The command ‘df’ displays statistics about the amount of free disk space on the specified filesystem or on the filesystem of which file is a part. So, how much free space do we have? Some problems arise from (almost) full file systems.

 

$ free -m
total used free shared buff/cache available
Mem: 7879 2829 2917 462 2132 5103
Swap: 10239 0 10239

The command ‘free’ displays the total amount of free and used physical and swap memory in the system, as well as the buffers and caches used by the kernel. The free value indicates the memory available to start new programs without the swap intervening.
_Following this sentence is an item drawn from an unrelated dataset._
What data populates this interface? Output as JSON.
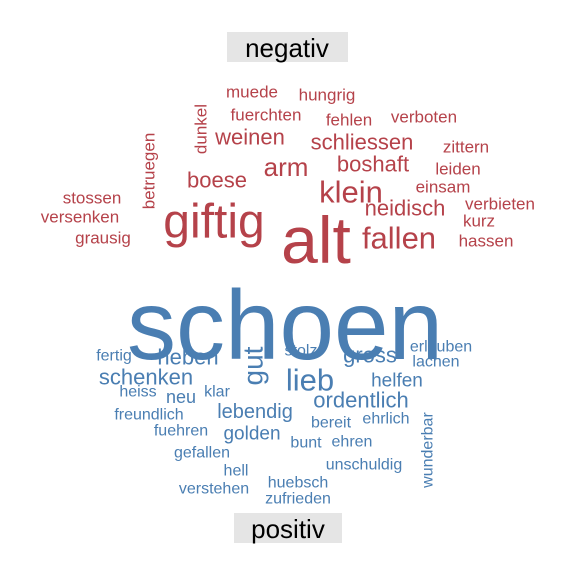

If you prefer values expressed in Gigabyte, you can also use ‘free -h’.

 

$ top
Tasks: 244 total, 1 running, 191 sleeping, 0 stopped, 0 zombie
%Cpu(s): 6,0 us, 2,4 sy, 0,0 ni, 91,6 id, 0,0 wa, 0,0 hi, 0,0 si, 0,0 st
KiB Mem : 8068856 total, 2887832 free, 3017140 used, 2163884 buff/cache
KiB Swap: 10485756 total, 10485756 free, 0 used. 5158896 avail Mem

PID USER PR NI VIRT RES SHR S %CPU %MEM TIME+ COMMAND
3344 cialu 20 0 2474952 611800 192800 S 15,2 7,6 11:45.61 Web Content
2344 cialu 20 0 3514540 225424 100184 S 4,6 2,8 5:16.10 gnome-shell
3618 cialu 20 0 2535564 432428 128776 S 4,6 5,4 3:40.96 Web Content
3102 cialu 20 0 3069176 670060 222340 S 3,3 8,3 9:40.47 firefox
...

The ‘top’ command includes many metrics and it continuosly check the loads providing a dynamic real-time view of a running system. It can display system summary information as well as a list of processes or threads currently being managed by the Linux kernel.

 

$ dmesg
[ 37.224664] Bluetooth: RFCOMM ver 1.11
[ 38.179168] rfkill: input handler disabled
[ 159.022215] show_signal_msg: 20 callbacks suppressed
[ 159.022216] deja-dup-monito[3555]: segfault at bbadbeef ip 00007f82cdbfe0b8 sp 00007ffe71ce1930 error 6 in libjavascriptcoregtk-4.0.so.18.7.7[7f82cce41000+fc9000

Invoking ‘dmesg’ without any of its options causes it to write all the kernel related messages as output. As that output doesn’t fit a single terminal page, you can use text-manipulation tools like ‘grep‘, ‘less‘ or ‘grep‘ with ‘dmesg’ command.

 

$ w
11:59:20 up 1:19, 1 user, load average: 1,70, 1,42, 1,28
USER TTY FROM LOGIN@ IDLE JCPU PCPU WHAT
cialu tty2 tty2 10:40 1:19m 47:09 3:41 /usr/lib/firefox

It’s a bit redundant because the ‘w’ command is a combination of several other Unix programs: ‘who’, ‘uptime’ and ‘ps -a’. This command provides a quick summary of every user logged into the system, what each user is currently doing and what load all the activities are inflicting on the computer itself.